The paper is concerned with the following drift-diffusion model in semiconductor theory: \[ {\partial n\over \partial t}- \text{div}(\mu_n (\nabla u)(\nabla n- n \nabla u))= R(n, p) (1- np)+ g, \tag{1} \]
\[ {\partial p\over \partial t}- \text{div}(\mu_p (\nabla u)(\nabla p+ p \nabla u))= R(n, p) (1- np)+ g,\tag{2} \]
\[ \varepsilon \Delta u= n- p- D\tag{3} \] (\(n=\) density of electrons, \(p=\) density of holes, \(u=\) electrostatic potential, \(\mu_n, \mu_p=\) field dependent mobilities, \(\varepsilon=\text{const}> 0\), \(R\), \(g\), \(D\) given functions). System (1)–(3) has to be considered in a cylinder \(\Omega\times (0, +\infty)\) (\(\Omega\subset \mathbb{R}^d\) bounded domain, \(d= 1,2\) or 3) and completed by mixed boundary conditions on \(n\), \(p\), \(u\) and initial conditions on \(n\), \(p\).

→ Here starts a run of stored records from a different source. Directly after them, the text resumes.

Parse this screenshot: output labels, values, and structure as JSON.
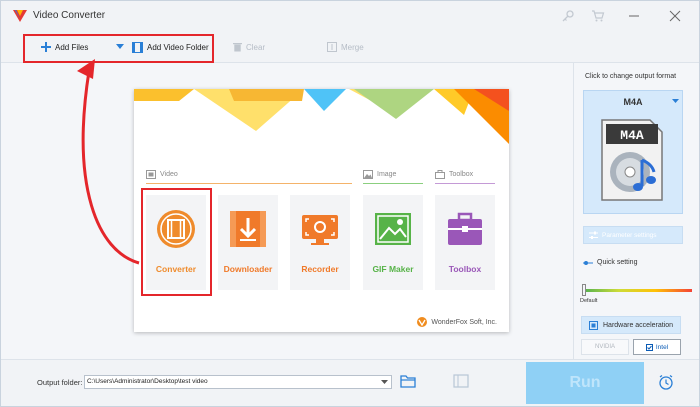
{
  "window": {
    "title": "Video Converter"
  },
  "toolbar": {
    "add_files": "Add Files",
    "add_video_folder": "Add Video Folder",
    "clear": "Clear",
    "merge": "Merge"
  },
  "panel": {
    "sections": {
      "video": "Video",
      "image": "Image",
      "toolbox": "Toolbox"
    },
    "tools": [
      {
        "label": "Converter",
        "color": "#ef8b2c"
      },
      {
        "label": "Downloader",
        "color": "#f07a2a"
      },
      {
        "label": "Recorder",
        "color": "#f07a2a"
      },
      {
        "label": "GIF Maker",
        "color": "#57b348"
      },
      {
        "label": "Toolbox",
        "color": "#9a57b8"
      }
    ],
    "brand": "WonderFox Soft, Inc."
  },
  "format_panel": {
    "hint": "Click to change output format",
    "format": "M4A",
    "icon_text": "M4A",
    "parameter_settings": "Parameter settings",
    "quick_setting": "Quick setting",
    "default": "Default",
    "hardware_acceleration": "Hardware acceleration",
    "nvidia": "NVIDIA",
    "intel": "Intel"
  },
  "bottom": {
    "output_folder_label": "Output folder:",
    "output_path": "C:\\Users\\Administrator\\Desktop\\test video",
    "run": "Run"
  },
  "colors": {
    "accent": "#2a7fd6",
    "highlight_red": "#e4262b",
    "run_button": "#8fd0f5"
  }
}
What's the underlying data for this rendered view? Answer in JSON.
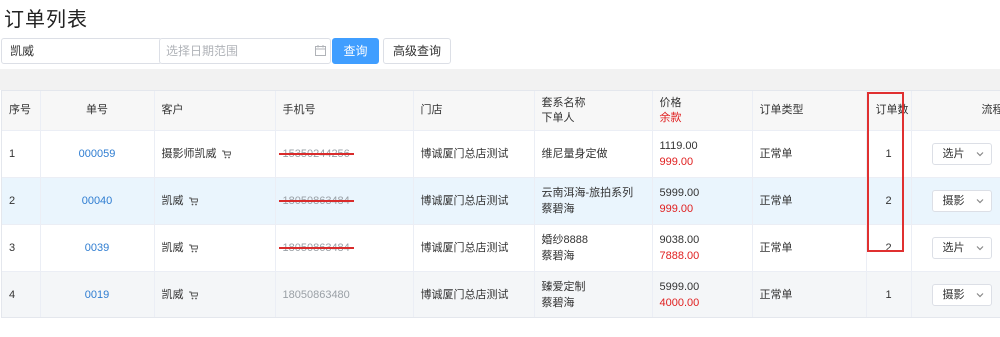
{
  "page": {
    "title": "订单列表"
  },
  "filters": {
    "search_value": "凯威",
    "date_placeholder": "选择日期范围",
    "query_label": "查询",
    "advanced_label": "高级查询"
  },
  "table": {
    "headers": {
      "index": "序号",
      "order_no": "单号",
      "customer": "客户",
      "phone": "手机号",
      "store": "门店",
      "package_line1": "套系名称",
      "package_line2": "下单人",
      "price_line1": "价格",
      "price_line2": "余款",
      "order_type": "订单类型",
      "order_count": "订单数",
      "process": "流程"
    },
    "rows": [
      {
        "index": "1",
        "order_no": "000059",
        "customer": "摄影师凯威",
        "phone": "15350244256",
        "store": "博诚厦门总店测试",
        "package": "维尼量身定做",
        "orderer": "",
        "price": "1119.00",
        "balance": "999.00",
        "order_type": "正常单",
        "order_count": "1",
        "process": "选片"
      },
      {
        "index": "2",
        "order_no": "00040",
        "customer": "凯威",
        "phone": "18050863484",
        "store": "博诚厦门总店测试",
        "package": "云南洱海-旅拍系列",
        "orderer": "蔡碧海",
        "price": "5999.00",
        "balance": "999.00",
        "order_type": "正常单",
        "order_count": "2",
        "process": "摄影"
      },
      {
        "index": "3",
        "order_no": "0039",
        "customer": "凯威",
        "phone": "18050863484",
        "store": "博诚厦门总店测试",
        "package": "婚纱8888",
        "orderer": "蔡碧海",
        "price": "9038.00",
        "balance": "7888.00",
        "order_type": "正常单",
        "order_count": "2",
        "process": "选片"
      },
      {
        "index": "4",
        "order_no": "0019",
        "customer": "凯威",
        "phone": "18050863480",
        "store": "博诚厦门总店测试",
        "package": "臻爱定制",
        "orderer": "蔡碧海",
        "price": "5999.00",
        "balance": "4000.00",
        "order_type": "正常单",
        "order_count": "1",
        "process": "摄影"
      }
    ]
  },
  "icons": {
    "cart": "cart-icon",
    "calendar": "calendar-icon",
    "chevron": "chevron-down-icon"
  },
  "colors": {
    "primary": "#409eff",
    "link": "#2f7dd1",
    "balance": "#e02020",
    "highlight_box": "#e03030"
  }
}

The authors prove the existence of a weak solution to (1)–(3) and, additionally, a uniform bound from below and above on \(\log n\), \(\log p\) (independent of \(t\)) for any time interval \((0, T)\). More refined estimates show that for suitably choosen initial values there exists an absorbing set for the associated dynamical system. The proofs are based on estimates on the solutions of the time-discretized system.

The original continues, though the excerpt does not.